Литмир - Электронная Библиотека
Содержание  
A
A

Небо темнело с каждой минутой. Генерал снова вынул подзорную трубу и стал внимательно разглядывать остров.

Но еще прежде чем он успел сделать хоть какое-то замечание, Дюбюк воскликнул:

— Что я вам говорил?! Теперь вы слышите?..

Жак опустил подзорную трубу и прислушался.

— Барабан! — согласился он. — И вправду барабан! Думаете, с его помощью они передают друг другу какие-то вести?

— По-моему, генерал, весть о нашем прибытии уже давно распространилась по всему острову. И уж поверьте моему слову, они все давно готовы оказать нам достойный прием. Поскольку дикари еще не знают наверняка, остановились ли мы подле их острова, просто чтобы пополнить запасы пресной воды или преследуем какие-нибудь недружелюбные цели, то они приготовились обороняться, скрывая от нас свою систему защиты. Они делают вид, будто заняты своими обычными делами, чтобы потом внезапно кинуться к оружию… Этот барабан, должно быть, разносит весть, что часть наших солдат высадилась в одном из пунктов Гренады и что они возводят укрепления. Так что теперь мы уже стали для них врагами… И нет никаких сомнений, что они не замедлят ответить нам тем же!..

Не успел Дюбюк закончить это исполненное здравого смысла замечание, как воздух буквально сотрясся от оглушительного залпа. В какой-то момент оказавшимся на палубе матросам показалось, будто недра «Бон-Портской Девы» разверзлись у них под ногами и они вот-вот будут погребены под волнами вместе с обломками их судна. Одновременно всех окутало облако дыма, да такое густое, что все разом закашлялись, не в силах продохнуть, и пропитанное столь едким запахом горелой серы, что у матросов и колонистов голова пошла кругом, будто они хватили изрядную порцию спиртного.

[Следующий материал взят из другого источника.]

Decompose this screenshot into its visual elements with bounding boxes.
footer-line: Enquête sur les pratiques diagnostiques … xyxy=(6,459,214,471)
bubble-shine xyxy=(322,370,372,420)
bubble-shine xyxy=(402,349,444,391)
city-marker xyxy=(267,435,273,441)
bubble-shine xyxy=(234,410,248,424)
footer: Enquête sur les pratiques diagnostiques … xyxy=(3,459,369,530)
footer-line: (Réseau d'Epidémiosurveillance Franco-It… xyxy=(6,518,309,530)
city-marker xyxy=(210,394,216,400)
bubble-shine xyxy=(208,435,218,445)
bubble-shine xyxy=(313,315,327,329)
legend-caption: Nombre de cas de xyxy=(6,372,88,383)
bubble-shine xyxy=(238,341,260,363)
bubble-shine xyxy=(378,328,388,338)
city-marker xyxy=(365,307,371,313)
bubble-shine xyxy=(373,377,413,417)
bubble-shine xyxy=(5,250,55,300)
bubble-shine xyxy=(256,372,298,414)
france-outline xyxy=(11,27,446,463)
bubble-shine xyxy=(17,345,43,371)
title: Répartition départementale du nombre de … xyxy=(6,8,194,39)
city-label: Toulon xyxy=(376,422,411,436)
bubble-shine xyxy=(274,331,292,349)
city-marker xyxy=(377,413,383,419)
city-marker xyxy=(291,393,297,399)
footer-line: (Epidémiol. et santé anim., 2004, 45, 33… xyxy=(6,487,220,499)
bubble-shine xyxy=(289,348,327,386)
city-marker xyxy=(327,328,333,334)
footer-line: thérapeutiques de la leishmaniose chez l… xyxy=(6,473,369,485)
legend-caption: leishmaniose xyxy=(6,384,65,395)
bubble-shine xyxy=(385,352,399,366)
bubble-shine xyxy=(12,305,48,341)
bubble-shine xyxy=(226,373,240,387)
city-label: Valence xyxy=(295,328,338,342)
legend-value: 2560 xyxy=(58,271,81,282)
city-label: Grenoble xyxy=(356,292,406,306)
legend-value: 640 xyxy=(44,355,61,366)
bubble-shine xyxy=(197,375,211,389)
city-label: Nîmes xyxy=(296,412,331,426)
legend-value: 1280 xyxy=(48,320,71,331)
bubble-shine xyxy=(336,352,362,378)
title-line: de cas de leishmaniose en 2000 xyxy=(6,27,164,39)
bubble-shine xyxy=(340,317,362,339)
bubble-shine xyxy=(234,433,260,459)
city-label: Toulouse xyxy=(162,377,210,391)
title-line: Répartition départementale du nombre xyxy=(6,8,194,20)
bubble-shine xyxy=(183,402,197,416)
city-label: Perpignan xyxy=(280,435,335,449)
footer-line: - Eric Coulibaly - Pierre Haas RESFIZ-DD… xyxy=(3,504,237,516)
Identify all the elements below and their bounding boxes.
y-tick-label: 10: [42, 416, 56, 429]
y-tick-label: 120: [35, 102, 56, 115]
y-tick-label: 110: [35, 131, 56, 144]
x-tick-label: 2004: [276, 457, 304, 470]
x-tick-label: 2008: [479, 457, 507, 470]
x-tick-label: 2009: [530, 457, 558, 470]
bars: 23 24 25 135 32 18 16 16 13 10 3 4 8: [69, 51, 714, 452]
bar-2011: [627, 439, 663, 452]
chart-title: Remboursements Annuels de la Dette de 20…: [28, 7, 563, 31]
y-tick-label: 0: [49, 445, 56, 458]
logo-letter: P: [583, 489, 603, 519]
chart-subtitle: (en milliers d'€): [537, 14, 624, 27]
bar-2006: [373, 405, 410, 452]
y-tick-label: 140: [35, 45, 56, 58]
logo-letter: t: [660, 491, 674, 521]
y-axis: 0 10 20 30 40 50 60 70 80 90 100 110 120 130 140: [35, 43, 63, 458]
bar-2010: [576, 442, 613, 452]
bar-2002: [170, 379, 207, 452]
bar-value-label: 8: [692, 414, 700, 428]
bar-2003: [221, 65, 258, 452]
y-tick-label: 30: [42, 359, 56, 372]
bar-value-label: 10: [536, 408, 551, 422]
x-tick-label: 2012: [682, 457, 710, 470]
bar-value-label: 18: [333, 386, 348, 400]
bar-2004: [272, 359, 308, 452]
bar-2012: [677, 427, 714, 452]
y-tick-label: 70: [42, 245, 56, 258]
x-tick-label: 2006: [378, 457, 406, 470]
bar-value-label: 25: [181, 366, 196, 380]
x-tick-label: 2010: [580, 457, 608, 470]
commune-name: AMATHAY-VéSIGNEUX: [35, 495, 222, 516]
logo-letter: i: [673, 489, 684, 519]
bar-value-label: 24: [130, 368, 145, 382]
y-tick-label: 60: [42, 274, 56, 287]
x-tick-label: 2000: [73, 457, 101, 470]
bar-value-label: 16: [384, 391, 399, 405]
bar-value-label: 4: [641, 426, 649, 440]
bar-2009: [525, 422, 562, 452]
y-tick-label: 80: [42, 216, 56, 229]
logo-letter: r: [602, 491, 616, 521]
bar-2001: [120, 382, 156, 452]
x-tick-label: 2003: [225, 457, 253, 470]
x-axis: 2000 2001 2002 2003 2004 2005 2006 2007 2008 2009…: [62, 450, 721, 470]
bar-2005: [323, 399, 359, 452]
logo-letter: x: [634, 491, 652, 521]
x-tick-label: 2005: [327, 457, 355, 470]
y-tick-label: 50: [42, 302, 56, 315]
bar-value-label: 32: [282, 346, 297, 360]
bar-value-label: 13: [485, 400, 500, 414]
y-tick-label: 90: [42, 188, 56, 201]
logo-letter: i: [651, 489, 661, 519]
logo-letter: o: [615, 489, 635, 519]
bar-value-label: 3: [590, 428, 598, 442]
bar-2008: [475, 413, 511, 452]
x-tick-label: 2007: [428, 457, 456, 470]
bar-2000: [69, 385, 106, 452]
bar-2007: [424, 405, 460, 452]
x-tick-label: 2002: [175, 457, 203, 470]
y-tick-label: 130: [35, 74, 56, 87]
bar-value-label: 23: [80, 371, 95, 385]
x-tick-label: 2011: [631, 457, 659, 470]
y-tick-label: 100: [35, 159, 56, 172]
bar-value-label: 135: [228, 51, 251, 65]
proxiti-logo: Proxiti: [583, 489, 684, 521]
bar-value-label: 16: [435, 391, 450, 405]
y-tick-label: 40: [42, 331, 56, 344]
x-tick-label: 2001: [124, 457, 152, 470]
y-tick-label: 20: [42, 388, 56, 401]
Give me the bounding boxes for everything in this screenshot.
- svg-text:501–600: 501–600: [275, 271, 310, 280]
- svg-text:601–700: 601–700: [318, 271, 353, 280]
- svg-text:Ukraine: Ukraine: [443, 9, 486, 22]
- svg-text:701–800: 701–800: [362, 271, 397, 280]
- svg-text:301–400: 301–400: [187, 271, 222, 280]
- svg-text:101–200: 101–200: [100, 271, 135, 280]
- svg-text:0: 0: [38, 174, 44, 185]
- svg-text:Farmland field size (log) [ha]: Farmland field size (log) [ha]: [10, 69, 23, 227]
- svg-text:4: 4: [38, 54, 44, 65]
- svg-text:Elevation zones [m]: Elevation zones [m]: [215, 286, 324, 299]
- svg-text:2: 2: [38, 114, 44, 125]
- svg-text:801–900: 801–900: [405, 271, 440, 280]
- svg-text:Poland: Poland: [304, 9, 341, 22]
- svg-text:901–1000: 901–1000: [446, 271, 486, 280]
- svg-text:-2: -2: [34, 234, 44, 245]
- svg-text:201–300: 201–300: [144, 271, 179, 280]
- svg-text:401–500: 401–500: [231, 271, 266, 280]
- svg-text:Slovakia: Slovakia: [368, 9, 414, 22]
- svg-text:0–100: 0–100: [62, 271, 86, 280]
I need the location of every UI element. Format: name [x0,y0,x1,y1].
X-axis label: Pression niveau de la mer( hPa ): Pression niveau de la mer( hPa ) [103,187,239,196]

Капитан фрегата как раз проходил неподалеку от генерала, когда облако начало мало-помалу рассеиваться. Дюпарке шагнул в его сторону, взял в руки рупор и, склонившись к люку, прокричал:

— Повторить такой же залп еще раз!

Второй залп, как и первый, жестоко сотряс весь фрегат, все, что на нем находилось, от киля до бизань-мачты. Пришлось подождать, пока окончательно рассеется густое облако дыма, прежде чем можно было узнать, какое впечатление на аборигенов произвела эта демонстрация силы.

Однако результат был весьма обескураживающим. Люди на острове по-прежнему безмятежно занимались своими обыденными делами.

— Дюбюк! — громко позвал Дюпарке. — Послушайте, Дюбюк! У меня возникло большое желание пойти поговорить с ними… Не согласитесь ли отправиться вместе со мной, иначе мы не сможем понять друг друга! Теперь они уже знают, на что мы способны. Интересно, что они намерены предпринять в ответ на наши пушки, которые наделали здесь немало шуму? А что, если нам теперь, после всего этого, отправиться к ним и попробовать договориться по-хорошему?

Лоцман с минуту поразмыслил.

— Думаю, — ответил он наконец, — можно было бы попробовать, но при условии, что мы будем крайне осмотрительны и предпримем все меры предосторожности. В нашем распоряжении три сотни людей. Можно было бы высадиться на берег, взяв с собой две сотни. Двести солдат, которые останутся на берегу и будут готовы оказать нам помощь в случае, если нам придется обороняться. Остальные останутся на борту и смогут без труда обстрелять селение из пушек и предать его огню. Думается, было бы даже нелишне, если бы, едва эти две сотни людей высадятся на берег, фрегат выпустил вхолостую еще парочку пушечных залпов — просто чтобы дать понять этим дикарям, что у нас еще кое-кто остался и на борту!..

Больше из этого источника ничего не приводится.